At the University of Strathclyde, a 5G demonstrator project is being heralded by the company as both
one with huge innovation potential – to support economic growth in new industry sectors, as well as digital startups based at the campus – but also as a lynchpin in the rollout of next generation connectivity.

It also wants to boost the wider tech skills pool to support the aspirations set out in former Skyscanner chief operating officer Mark Logan’s Scottish Technology Ecosystem Review, which has been endorsed as a blueprint for tech sector development by the Scottish Government.

Already, Cisco’s Country Digital Acceleration programme and Networking Academy is plugging the annual tech skills gap. Worldwide, it has supported more than 12.7 million students with access to Cisco training and qualifications and in Scotland – via educational partnerships with Glasgow Caledonian University and Fife College – 13,000 learners have developed their digital skills with more than 8,000 having completed a professional course giving them an industry qualification and a route
into a new career.

The firm is also supporting a cadre of young police officers to develop their tech skills and help the national force realise its own digital strategic aims.

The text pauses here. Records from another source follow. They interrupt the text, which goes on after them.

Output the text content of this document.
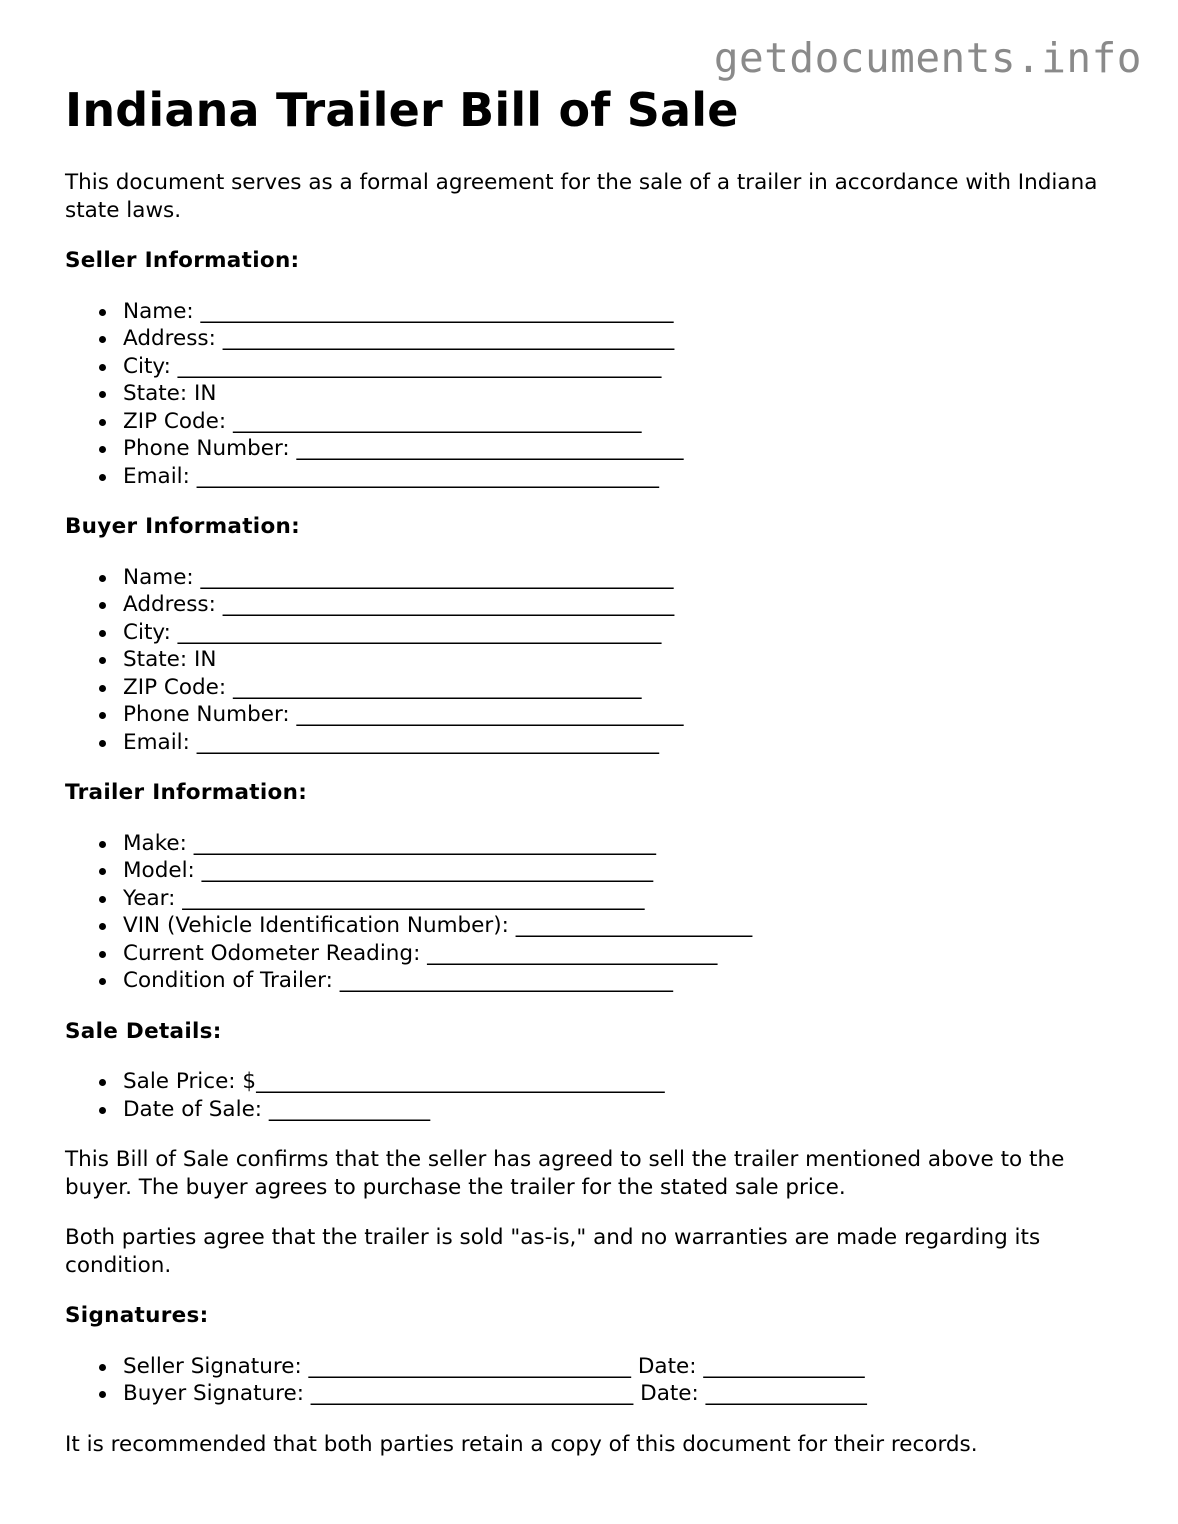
getdocuments.info
Indiana Trailer Bill of Sale

This document serves as a formal agreement for the sale of a trailer in accordance with Indiana state laws.

Seller Information:
Name: ____________________________________________
Address: __________________________________________
City: _____________________________________________
State: IN
ZIP Code: ______________________________________
Phone Number: ____________________________________
Email: ___________________________________________
Buyer Information:
Name: ____________________________________________
Address: __________________________________________
City: _____________________________________________
State: IN
ZIP Code: ______________________________________
Phone Number: ____________________________________
Email: ___________________________________________
Trailer Information:
Make: ___________________________________________
Model: __________________________________________
Year: ___________________________________________
VIN (Vehicle Identification Number): ______________________
Current Odometer Reading: ___________________________
Condition of Trailer: _______________________________
Sale Details:
Sale Price: $______________________________________
Date of Sale: _______________

This Bill of Sale confirms that the seller has agreed to sell the trailer mentioned above to the buyer. The buyer agrees to purchase the trailer for the stated sale price.

Both parties agree that the trailer is sold "as-is," and no warranties are made regarding its condition.

Signatures:
Seller Signature: ______________________________ Date: _______________
Buyer Signature: ______________________________ Date: _______________

It is recommended that both parties retain a copy of this document for their records.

MacPhail says: “Through this activity, we are cementing our presence in Scotland and supporting both the government’s digital strategy and the Logan review.

“In addition, Cisco believes in the principle that no-one is left behind and we want to do our best to support an inclusive recovery over the next 100 days and beyond. In that sense we are proud of our work supporting the Scottish Women in Technology initiative to try and close what has been a widening gender gap.

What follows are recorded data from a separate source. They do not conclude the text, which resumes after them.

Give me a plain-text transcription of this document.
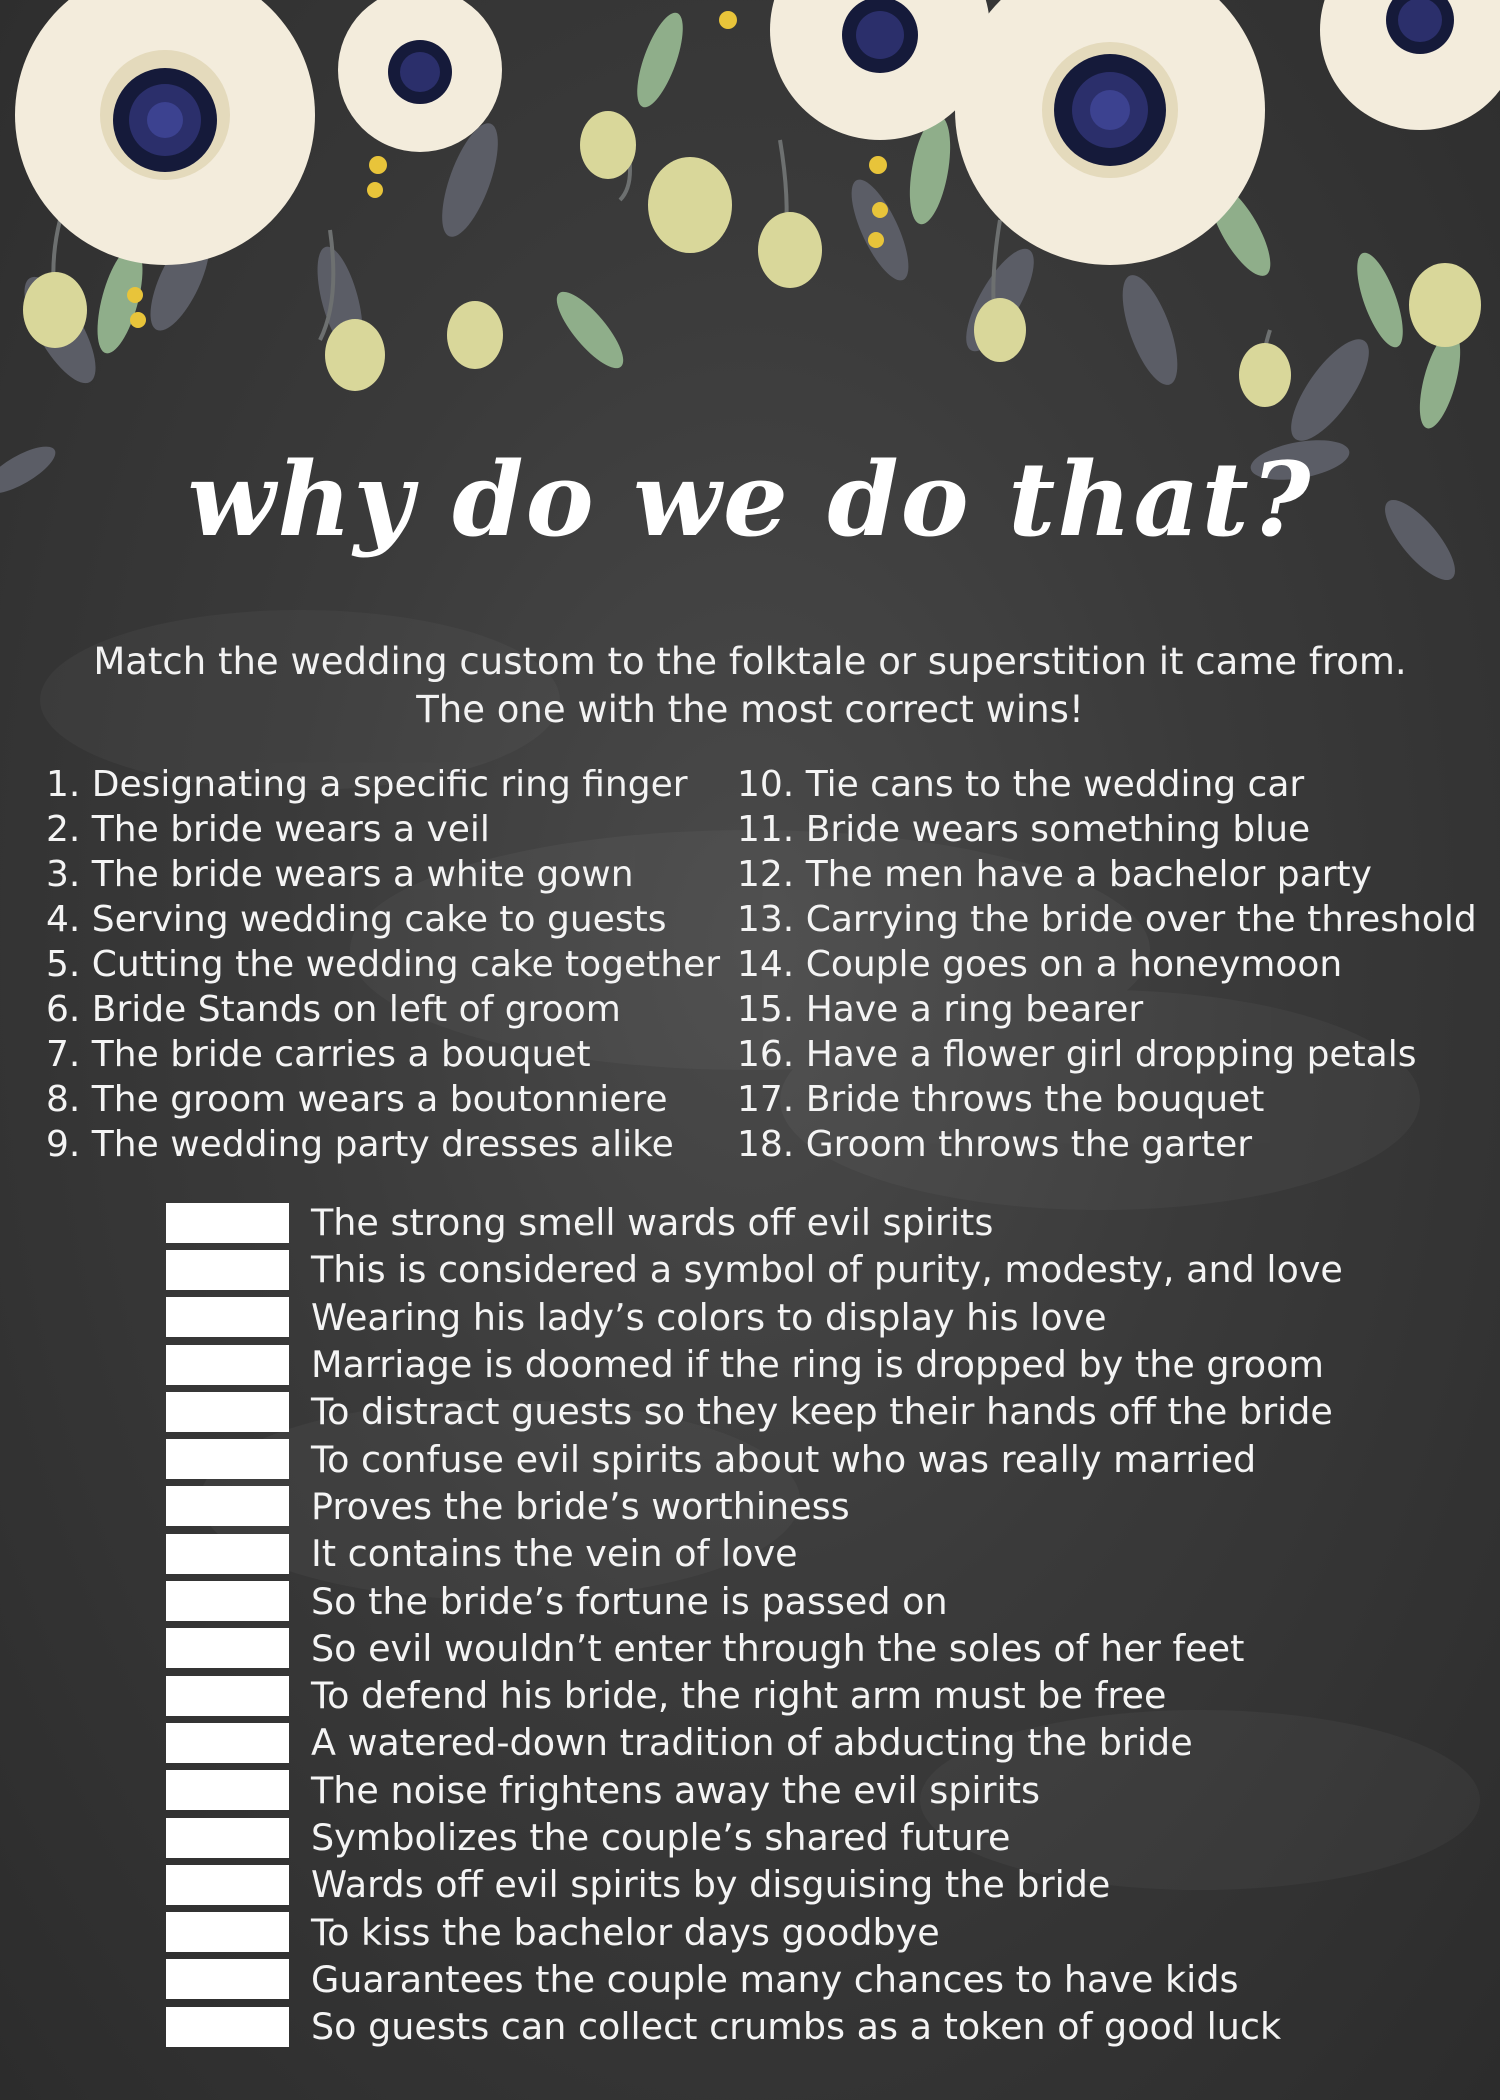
why do we do that?
Match the wedding custom to the folktale or superstition it came from.
The one with the most correct wins!
1. Designating a specific ring finger
2. The bride wears a veil
3. The bride wears a white gown
4. Serving wedding cake to guests
5. Cutting the wedding cake together
6. Bride Stands on left of groom
7. The bride carries a bouquet
8. The groom wears a boutonniere
9. The wedding party dresses alike
10. Tie cans to the wedding car
11. Bride wears something blue
12. The men have a bachelor party
13. Carrying the bride over the threshold
14. Couple goes on a honeymoon
15. Have a ring bearer
16. Have a flower girl dropping petals
17. Bride throws the bouquet
18. Groom throws the garter
The strong smell wards off evil spirits
This is considered a symbol of purity, modesty, and love
Wearing his lady’s colors to display his love
Marriage is doomed if the ring is dropped by the groom
To distract guests so they keep their hands off the bride
To confuse evil spirits about who was really married
Proves the bride’s worthiness
It contains the vein of love
So the bride’s fortune is passed on
So evil wouldn’t enter through the soles of her feet
To defend his bride, the right arm must be free
A watered-down tradition of abducting the bride
The noise frightens away the evil spirits
Symbolizes the couple’s shared future
Wards off evil spirits by disguising the bride
To kiss the bachelor days goodbye
Guarantees the couple many chances to have kids
So guests can collect crumbs as a token of good luck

“Startups and scale-ups are also in our DNA and through an academic partnership at the University of Edinburgh we are helping to advance an AI and blockchain accelerator.

“We want to play a part in innovative, preventative health and care, too. Our work with housing
associations in Scotland is already connecting residents to accesspoints which can deliver a better quality of life and standard of care.”

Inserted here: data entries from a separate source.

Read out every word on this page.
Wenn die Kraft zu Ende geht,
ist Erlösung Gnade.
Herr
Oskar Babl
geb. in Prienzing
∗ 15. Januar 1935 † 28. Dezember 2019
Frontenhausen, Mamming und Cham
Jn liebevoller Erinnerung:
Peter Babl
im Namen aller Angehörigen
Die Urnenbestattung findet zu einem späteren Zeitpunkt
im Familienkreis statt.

She adds: “Of course we want to do all that and remain focused on providing a safe environment for all of our customers, of every size. The Cisco Capital scheme has enabled customers to take advantage of zero per cent finance and extended payment terms, giving them access to multi-layered security products that will help break the kill-chain for new and emerging cyber threats
such as ransomware.

“When we’re talking to customers about enterprise networking, we might be talking about collaboration but we’re always talking about how you secure your environment. For us, cybersecurity is embedded in everything that we do.”

So, what next for a company whose history and culture are so entwined with the internet?

Although network architecture and enterprise solutions remain the core of Cisco’s business, its
last quarter’s growth figures – the biggest bounce in over two years – demonstrate a slow but undeniable shift to delivering its services differently.

Growing automation capabilities will enable the company to provide its customers with greater insights into their data, but the fundamental shift is that of building enterprise services in a hybrid working world.

The skyrocketing demand for software-as-a-service (SaaS) products like Secure Access Service Edge (SASE), will also ensure Cisco remains as committed to innovation as it was over 35 years ago when two young graduates met – and started to connect the world.